Embora nenhum dos grupos utilizasse, em suas práticas internas de
comunicação, plataformas mais novas e mainstream como o Facebook, um
deles usava o site alternativo de relacionamento social Crabgrass
como parte central de sua infra-estrutura de debate e
tomada-de-decisão. O Crabgrass foi desenvolvido por pessoas ligadas ao
coletivo RiseUp,
que oferece endereços de e-mail seguros a ativistas. O objetivo é
facilitar a formação de redes sociais e colaboração em grupo, com
inclinação especificamente radical e de esquerda.
Externamente, a comunicação de muitos-para-muitos tornou-se muito
mais rara.
Embora a maioria dos grupos usem Facebook e Twitter, usam-nos
principalmente como extensões de seus sites, que por sua vez atuam
principalmente como extensões de seus jornais impressos.

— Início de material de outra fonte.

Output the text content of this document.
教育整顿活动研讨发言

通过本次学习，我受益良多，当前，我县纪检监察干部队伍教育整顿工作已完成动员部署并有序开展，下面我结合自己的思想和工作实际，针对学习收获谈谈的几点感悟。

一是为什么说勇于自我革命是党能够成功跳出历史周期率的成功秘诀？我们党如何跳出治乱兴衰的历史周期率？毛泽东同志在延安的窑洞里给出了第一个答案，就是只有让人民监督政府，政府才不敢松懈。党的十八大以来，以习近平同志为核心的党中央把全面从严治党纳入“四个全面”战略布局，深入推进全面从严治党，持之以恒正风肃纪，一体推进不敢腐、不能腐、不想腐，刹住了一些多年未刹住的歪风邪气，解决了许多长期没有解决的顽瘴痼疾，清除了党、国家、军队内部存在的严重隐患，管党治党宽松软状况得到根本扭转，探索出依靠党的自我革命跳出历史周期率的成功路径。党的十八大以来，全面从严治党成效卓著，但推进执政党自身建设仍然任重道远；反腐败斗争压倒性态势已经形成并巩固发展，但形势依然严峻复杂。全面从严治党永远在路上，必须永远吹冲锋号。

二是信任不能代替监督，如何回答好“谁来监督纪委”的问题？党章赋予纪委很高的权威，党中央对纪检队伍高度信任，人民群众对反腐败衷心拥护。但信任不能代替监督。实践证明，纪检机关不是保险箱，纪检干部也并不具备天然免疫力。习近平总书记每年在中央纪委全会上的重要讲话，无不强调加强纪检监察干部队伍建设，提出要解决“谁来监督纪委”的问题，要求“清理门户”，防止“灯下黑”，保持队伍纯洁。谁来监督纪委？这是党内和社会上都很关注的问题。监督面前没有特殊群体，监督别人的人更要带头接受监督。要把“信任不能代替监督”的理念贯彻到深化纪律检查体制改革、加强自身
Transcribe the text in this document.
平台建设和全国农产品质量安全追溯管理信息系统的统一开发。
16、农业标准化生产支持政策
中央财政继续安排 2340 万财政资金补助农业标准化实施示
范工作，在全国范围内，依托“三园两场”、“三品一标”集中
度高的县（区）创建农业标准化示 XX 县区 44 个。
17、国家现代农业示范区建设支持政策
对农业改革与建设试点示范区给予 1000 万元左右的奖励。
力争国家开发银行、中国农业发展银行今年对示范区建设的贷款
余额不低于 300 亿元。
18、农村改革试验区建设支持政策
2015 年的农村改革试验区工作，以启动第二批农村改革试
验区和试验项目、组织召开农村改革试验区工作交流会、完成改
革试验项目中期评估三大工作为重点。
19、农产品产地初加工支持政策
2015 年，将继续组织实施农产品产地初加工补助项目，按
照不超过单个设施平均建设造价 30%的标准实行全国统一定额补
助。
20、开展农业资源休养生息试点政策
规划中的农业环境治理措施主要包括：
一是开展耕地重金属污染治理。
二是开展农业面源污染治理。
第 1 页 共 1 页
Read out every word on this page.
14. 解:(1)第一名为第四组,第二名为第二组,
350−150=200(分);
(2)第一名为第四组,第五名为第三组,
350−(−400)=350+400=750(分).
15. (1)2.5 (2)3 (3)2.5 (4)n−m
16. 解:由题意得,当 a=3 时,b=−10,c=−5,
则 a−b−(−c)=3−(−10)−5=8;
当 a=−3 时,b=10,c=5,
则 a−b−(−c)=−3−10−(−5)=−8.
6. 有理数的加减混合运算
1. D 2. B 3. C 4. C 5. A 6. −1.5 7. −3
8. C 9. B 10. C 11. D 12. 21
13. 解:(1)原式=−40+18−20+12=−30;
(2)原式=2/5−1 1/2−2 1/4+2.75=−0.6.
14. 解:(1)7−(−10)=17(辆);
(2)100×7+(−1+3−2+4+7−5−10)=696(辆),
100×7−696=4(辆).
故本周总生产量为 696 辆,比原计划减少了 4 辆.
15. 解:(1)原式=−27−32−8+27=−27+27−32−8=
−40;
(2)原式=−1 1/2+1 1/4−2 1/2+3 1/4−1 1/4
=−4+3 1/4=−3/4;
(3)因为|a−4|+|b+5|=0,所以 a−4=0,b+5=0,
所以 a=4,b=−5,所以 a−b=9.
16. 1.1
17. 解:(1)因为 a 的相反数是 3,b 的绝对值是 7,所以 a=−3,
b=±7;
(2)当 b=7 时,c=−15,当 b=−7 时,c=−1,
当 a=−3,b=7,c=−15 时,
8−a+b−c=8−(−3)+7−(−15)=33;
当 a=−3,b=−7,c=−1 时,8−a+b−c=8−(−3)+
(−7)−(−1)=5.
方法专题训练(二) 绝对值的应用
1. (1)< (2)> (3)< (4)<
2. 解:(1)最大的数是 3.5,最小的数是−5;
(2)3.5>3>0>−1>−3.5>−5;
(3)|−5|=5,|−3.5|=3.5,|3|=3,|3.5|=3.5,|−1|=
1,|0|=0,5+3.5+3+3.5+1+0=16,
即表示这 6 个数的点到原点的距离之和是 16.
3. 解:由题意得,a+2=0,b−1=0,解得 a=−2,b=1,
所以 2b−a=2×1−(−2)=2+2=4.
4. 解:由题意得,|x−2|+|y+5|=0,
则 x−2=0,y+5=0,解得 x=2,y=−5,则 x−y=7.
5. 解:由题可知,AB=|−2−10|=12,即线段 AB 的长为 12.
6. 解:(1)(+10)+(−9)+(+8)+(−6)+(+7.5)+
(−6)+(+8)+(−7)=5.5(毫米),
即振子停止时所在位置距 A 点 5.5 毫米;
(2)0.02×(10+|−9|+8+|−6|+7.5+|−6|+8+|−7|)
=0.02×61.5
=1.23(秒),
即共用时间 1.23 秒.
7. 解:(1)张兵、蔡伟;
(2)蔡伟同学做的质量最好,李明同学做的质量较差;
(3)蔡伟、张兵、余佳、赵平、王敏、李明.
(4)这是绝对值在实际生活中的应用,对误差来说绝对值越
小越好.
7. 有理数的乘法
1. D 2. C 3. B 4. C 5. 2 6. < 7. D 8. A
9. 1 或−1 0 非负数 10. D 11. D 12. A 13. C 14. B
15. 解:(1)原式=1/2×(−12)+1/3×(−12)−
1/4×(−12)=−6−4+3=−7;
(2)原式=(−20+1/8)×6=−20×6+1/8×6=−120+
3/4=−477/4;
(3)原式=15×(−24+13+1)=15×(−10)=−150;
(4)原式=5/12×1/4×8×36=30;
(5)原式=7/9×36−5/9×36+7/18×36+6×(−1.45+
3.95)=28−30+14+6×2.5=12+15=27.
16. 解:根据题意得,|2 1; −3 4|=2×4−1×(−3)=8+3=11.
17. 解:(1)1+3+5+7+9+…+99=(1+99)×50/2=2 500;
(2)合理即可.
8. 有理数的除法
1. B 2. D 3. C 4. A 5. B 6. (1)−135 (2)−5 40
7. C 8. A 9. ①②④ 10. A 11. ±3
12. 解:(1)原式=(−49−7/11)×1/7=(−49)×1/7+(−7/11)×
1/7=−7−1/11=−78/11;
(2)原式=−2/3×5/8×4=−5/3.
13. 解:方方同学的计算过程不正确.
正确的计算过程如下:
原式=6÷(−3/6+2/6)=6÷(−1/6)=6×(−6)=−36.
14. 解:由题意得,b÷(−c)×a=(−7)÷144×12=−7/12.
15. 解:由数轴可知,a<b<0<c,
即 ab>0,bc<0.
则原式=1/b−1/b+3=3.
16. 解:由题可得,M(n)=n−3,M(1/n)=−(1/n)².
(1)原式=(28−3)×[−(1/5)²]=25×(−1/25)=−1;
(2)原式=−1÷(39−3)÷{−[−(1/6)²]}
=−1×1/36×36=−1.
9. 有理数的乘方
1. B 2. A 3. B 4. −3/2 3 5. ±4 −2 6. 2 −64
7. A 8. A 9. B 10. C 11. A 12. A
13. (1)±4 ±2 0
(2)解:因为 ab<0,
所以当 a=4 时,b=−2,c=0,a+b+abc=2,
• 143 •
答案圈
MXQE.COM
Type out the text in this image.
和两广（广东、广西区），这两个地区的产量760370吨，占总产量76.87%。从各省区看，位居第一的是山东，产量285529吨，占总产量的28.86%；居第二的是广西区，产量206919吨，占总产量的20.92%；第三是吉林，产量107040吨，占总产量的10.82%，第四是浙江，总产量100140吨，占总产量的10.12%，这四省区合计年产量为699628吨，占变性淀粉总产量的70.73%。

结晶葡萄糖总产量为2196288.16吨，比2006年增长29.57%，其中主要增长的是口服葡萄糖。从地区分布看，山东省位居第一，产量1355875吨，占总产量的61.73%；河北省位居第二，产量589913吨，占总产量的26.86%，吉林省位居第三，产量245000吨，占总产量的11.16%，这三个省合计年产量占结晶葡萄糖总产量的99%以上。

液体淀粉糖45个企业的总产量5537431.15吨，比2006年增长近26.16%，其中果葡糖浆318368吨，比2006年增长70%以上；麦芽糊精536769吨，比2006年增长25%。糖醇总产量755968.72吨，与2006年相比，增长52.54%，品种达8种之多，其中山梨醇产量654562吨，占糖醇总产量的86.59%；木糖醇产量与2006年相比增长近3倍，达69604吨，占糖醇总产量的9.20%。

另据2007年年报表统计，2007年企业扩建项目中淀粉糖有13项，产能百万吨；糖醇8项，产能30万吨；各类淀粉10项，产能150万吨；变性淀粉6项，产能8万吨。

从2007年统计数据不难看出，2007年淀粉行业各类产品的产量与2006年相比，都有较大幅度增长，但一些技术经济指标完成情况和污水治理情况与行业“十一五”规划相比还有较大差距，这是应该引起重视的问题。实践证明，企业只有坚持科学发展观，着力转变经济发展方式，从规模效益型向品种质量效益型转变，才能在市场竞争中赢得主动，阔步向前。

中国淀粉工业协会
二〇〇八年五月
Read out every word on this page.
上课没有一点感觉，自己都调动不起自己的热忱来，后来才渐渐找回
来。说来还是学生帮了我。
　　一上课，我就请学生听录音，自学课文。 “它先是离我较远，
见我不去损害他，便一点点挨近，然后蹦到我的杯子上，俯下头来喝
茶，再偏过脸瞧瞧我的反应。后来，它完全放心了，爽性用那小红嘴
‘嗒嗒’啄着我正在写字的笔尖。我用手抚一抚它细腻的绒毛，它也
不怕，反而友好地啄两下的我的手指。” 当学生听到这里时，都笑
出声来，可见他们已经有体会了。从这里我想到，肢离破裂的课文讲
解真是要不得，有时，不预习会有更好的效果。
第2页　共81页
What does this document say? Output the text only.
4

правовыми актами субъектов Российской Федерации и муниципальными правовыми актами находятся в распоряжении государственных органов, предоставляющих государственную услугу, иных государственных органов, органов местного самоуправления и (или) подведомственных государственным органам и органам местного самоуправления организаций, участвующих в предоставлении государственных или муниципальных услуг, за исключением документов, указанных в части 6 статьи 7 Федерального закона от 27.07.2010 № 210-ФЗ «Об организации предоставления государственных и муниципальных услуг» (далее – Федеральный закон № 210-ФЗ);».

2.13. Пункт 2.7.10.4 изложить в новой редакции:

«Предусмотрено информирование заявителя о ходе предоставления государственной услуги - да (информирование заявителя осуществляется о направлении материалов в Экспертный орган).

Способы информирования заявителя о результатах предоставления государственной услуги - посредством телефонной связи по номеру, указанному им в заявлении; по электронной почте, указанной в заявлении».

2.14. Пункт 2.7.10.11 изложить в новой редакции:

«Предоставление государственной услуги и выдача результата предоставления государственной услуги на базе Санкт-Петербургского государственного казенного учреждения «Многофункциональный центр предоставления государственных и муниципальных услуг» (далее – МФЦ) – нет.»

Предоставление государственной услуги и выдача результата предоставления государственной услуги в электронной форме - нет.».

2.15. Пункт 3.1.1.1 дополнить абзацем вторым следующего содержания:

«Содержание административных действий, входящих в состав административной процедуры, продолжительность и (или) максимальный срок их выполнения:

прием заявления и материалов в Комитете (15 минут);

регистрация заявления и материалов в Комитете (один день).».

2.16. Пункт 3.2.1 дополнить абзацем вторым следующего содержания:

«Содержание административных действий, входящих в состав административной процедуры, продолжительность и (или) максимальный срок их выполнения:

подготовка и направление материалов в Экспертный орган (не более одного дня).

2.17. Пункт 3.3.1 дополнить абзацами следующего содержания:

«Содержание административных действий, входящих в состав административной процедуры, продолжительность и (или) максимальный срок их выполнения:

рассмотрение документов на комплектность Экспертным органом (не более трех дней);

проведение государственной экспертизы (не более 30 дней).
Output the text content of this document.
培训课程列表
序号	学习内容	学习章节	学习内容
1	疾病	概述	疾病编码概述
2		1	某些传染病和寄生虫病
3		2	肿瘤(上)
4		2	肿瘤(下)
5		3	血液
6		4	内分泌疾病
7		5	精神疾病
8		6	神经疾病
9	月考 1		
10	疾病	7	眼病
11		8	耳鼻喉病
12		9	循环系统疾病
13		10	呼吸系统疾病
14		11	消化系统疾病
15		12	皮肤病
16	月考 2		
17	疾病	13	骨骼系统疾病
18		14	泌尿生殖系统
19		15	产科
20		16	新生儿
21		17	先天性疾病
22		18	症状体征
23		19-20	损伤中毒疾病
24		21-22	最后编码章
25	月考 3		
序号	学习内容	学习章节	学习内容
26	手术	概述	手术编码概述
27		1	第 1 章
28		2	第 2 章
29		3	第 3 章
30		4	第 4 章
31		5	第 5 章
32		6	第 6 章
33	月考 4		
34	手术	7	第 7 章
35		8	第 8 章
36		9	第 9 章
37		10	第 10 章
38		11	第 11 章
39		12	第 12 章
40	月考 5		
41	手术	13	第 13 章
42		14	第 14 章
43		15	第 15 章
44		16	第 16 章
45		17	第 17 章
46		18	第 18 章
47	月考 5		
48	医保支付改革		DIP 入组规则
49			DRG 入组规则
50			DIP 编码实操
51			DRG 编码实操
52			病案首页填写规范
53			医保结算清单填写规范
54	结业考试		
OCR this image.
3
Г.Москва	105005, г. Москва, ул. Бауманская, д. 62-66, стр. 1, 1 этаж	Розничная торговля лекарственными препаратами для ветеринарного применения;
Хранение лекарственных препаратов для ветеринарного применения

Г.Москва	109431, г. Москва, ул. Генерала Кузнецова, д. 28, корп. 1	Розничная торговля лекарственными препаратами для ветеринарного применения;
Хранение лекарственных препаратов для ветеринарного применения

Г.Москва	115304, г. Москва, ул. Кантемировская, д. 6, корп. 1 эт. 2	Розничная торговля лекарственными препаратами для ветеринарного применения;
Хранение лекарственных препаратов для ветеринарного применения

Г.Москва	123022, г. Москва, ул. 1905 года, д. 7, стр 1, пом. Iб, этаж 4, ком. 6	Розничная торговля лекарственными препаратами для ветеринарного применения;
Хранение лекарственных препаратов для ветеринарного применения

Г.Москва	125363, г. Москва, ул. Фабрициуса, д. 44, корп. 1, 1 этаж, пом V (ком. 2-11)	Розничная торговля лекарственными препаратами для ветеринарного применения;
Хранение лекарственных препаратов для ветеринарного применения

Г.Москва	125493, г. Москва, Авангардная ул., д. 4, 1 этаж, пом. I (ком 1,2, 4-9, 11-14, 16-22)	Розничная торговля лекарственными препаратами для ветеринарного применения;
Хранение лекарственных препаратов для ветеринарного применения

As três exceções ressaltam as potencialidades de ambas as plataformas
de mídia social, a mainstream e a alternativa, no desempenho desse
papel. Um grupo, envolvido em organização comunitária, era ativo no
Facebook não apenas compartilhando artigos e avisos, mas também
respondendo a comentários e envolvendo-se em discussões com outros
usuários. Outro, usou um mapeamento coletivo, em estilo crowdsourced
de forma a refletir o escopo da comunicação de muitos-para-muitos para
apoiar a ação autônoma. O terceiro exemplo de uso de mídias sociais
alinhado a esse ethos participativo veio de um grupo que publicava
comentários e respostas do Facebook e do Twitter em seu jornal,
facilitando algum nível de conversação entre os participantes do grupo e
aqueles que estavam fora dele.
Institucionalizando a autonomia
A comunicação de muitos-para-muitos facilitada pelas mídias sociais –
na medida em que permite a conversa, em vez de simplesmente a
transmissão de informações, ou mesmo ordens –, está intimamente ligada a
uma visão de organização de esquerda radical e anarquista. Se a
representação do futuro, a realização dos objetivos políticos no aqui e
agora, são tidas como parte das principais preocupações dos movimentos
sociais radicais, então o compromisso com a comunicação de
muitos-para-muitos pode ser considerado tão importante quanto o
compromisso com a democracia e a igualdade.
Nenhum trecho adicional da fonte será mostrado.